Sobre tus trabajos y relatos, que industrias dulces son y penas nuestras, que de todo lo dicho sobre bárbaros o griegos, no las discutieran más los hombres de ser ciertas, de lo que las admirarían aunque falsas fuesen. Algunos que entregados estamos al rico oficio de buscar la verdad, nos damos cuenta que ni aun buscando por todos lados menos se halla de lo que se pierde, y que ni aun llegando a donde limita el mundo consigo se hallaría una cosa más acomodada que las que de lejos se aprecian mejor de lo que pudo verse de cerca. Más allá del estrecho de Heracles está la isla de los cimerios a la cual pueden llegar las naos en tres días si algún azaroso viento le empujara para mostrar un ponto del que dicen quienes vivieron antes que las cosas se loaran por ser escritas, que en aquellos lindes posee la gente sabiduría más humana que antigua. Pero sabrá, lector, que soy un impostor de todo lo que un autor pudiera decir de verás y de todo lo que usted pudiera gozar porque así lo dijo quien usted admira, que don Andrew Lang dirigió su carta a Heródoto queriendo enmendar todas las faltas que tuvo con la Hélade la naturaleza, y exaltar la liberalidad que las desocupadas suertes tuvieron con Bretaña la Grande, la cual si de grande apenas tiene la conciencia, más castigo como les dije antes, ha de ser tener que defender día a día el mérito que no menos cierto es porque unos pocos lo conozcan.

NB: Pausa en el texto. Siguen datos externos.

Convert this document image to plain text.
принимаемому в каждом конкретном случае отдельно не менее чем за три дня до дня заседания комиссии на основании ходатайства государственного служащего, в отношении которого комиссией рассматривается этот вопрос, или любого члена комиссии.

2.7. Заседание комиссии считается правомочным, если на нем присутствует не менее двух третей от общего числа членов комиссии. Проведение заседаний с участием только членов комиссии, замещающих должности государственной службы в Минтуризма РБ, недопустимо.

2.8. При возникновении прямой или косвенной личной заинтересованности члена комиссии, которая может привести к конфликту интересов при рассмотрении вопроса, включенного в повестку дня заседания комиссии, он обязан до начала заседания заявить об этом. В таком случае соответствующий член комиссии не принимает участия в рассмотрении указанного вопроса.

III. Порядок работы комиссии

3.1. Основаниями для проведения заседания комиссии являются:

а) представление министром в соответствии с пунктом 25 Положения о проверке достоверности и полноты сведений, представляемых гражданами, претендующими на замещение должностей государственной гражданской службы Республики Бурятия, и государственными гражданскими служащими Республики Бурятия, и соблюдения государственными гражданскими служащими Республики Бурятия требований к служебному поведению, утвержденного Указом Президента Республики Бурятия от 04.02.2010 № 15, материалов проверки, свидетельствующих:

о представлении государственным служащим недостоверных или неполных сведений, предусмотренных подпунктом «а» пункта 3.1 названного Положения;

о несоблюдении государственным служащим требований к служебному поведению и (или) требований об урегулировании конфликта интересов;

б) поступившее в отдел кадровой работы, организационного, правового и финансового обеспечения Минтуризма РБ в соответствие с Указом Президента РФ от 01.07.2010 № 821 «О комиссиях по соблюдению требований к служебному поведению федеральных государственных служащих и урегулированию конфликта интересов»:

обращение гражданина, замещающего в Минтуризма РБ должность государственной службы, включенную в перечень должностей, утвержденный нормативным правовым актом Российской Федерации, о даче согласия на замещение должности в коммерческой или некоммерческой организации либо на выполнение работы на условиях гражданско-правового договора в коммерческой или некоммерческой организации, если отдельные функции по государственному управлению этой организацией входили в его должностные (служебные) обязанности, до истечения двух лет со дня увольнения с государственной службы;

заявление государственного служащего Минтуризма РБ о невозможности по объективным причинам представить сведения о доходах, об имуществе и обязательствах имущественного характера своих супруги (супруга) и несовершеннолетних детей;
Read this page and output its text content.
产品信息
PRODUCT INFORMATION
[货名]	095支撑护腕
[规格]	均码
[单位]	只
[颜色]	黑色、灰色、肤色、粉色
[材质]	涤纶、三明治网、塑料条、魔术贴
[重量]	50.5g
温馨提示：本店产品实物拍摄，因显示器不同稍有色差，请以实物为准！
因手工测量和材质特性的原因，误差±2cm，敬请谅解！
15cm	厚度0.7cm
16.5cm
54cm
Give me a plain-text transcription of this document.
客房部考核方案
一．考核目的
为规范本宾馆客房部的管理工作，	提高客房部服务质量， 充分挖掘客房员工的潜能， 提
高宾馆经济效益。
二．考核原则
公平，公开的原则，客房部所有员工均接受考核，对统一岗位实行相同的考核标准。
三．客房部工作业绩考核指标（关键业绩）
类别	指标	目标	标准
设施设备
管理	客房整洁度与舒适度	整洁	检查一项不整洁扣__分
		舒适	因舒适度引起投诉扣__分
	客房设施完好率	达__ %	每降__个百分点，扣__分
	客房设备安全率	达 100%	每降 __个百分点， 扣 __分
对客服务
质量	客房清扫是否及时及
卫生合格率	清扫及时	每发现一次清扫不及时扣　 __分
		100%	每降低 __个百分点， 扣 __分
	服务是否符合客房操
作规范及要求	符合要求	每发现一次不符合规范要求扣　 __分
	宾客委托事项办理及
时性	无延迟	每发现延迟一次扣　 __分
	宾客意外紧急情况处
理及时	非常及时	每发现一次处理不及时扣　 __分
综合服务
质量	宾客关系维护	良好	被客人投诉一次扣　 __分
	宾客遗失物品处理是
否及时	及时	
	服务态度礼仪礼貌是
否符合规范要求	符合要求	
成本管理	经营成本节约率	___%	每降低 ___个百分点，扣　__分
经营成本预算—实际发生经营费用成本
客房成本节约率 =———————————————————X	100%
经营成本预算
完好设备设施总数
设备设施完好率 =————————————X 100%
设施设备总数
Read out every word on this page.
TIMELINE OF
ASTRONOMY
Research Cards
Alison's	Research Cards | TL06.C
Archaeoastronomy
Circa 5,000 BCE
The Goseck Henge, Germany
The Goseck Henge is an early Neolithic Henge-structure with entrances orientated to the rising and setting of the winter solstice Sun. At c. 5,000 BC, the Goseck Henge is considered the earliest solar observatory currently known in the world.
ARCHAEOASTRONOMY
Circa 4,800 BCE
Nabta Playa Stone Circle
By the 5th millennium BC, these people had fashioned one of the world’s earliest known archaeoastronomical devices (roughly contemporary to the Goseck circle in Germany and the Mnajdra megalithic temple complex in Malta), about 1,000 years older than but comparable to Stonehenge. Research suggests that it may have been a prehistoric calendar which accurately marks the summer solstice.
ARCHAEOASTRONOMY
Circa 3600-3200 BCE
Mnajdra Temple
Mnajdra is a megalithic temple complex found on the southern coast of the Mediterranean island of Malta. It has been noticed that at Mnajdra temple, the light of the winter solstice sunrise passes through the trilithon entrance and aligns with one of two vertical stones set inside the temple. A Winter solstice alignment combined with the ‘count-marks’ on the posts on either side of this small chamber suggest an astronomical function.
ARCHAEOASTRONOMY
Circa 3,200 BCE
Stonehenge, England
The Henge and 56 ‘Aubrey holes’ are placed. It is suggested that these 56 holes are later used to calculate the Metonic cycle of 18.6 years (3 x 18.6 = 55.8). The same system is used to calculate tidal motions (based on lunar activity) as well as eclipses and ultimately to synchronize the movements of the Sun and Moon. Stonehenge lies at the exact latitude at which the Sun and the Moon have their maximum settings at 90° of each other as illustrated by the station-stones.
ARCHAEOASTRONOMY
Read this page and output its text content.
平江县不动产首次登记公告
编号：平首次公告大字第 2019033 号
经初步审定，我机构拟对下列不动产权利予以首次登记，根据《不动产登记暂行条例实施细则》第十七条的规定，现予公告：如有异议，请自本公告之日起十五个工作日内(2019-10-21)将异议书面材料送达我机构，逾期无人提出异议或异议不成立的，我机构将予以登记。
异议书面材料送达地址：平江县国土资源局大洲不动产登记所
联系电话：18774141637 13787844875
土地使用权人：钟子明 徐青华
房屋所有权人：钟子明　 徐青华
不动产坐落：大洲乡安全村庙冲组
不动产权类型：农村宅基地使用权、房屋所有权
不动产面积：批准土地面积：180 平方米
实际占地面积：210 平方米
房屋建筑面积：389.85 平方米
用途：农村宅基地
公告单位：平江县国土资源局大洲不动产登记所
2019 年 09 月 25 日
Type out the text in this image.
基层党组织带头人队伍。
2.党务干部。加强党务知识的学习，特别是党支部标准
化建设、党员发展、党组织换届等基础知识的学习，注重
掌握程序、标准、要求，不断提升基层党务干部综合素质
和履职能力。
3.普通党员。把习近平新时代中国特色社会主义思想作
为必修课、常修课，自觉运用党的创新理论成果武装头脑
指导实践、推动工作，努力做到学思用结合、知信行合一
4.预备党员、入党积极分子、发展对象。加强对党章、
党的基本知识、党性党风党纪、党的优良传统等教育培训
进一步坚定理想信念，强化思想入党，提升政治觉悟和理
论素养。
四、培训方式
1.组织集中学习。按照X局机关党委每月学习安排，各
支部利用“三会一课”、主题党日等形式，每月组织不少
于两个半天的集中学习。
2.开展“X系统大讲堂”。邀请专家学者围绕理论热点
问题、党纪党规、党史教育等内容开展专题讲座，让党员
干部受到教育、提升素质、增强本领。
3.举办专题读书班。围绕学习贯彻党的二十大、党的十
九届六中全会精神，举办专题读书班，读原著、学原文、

Se dice entonces que en aquella isla sopla el viento las diez partes del año, y aunque no sepa la gente cubrirse de los fríos, piadosos fueron los rayos de los soles poniendo a cuesta aquella tierra, y como según se cuenta que muchos mueren gracias a los feroces rayos, y otros por ingerir bebida helada, que si la gente de una nación tiene oficios dignos a pesar de emplear sus glaseados prados en el licor, no creyera que mejor alteza hay en los procederes de ninguna otra nación que esta, tal como dijo don Lope que como no puede llegar la fuerza los pensamientos a no tener un sentimiento más de morir que reparar, más de saber que de porfiar, no creería que el laborioso Támesis pudiera compararse en la grandeza que los ríos de Egipto pudieron ver vindicada por poetas sino los que poco del alma entienden como los cronistas, cuyas mezquinas suertes no conviene vindicar sin antes hablar de la Bretaña.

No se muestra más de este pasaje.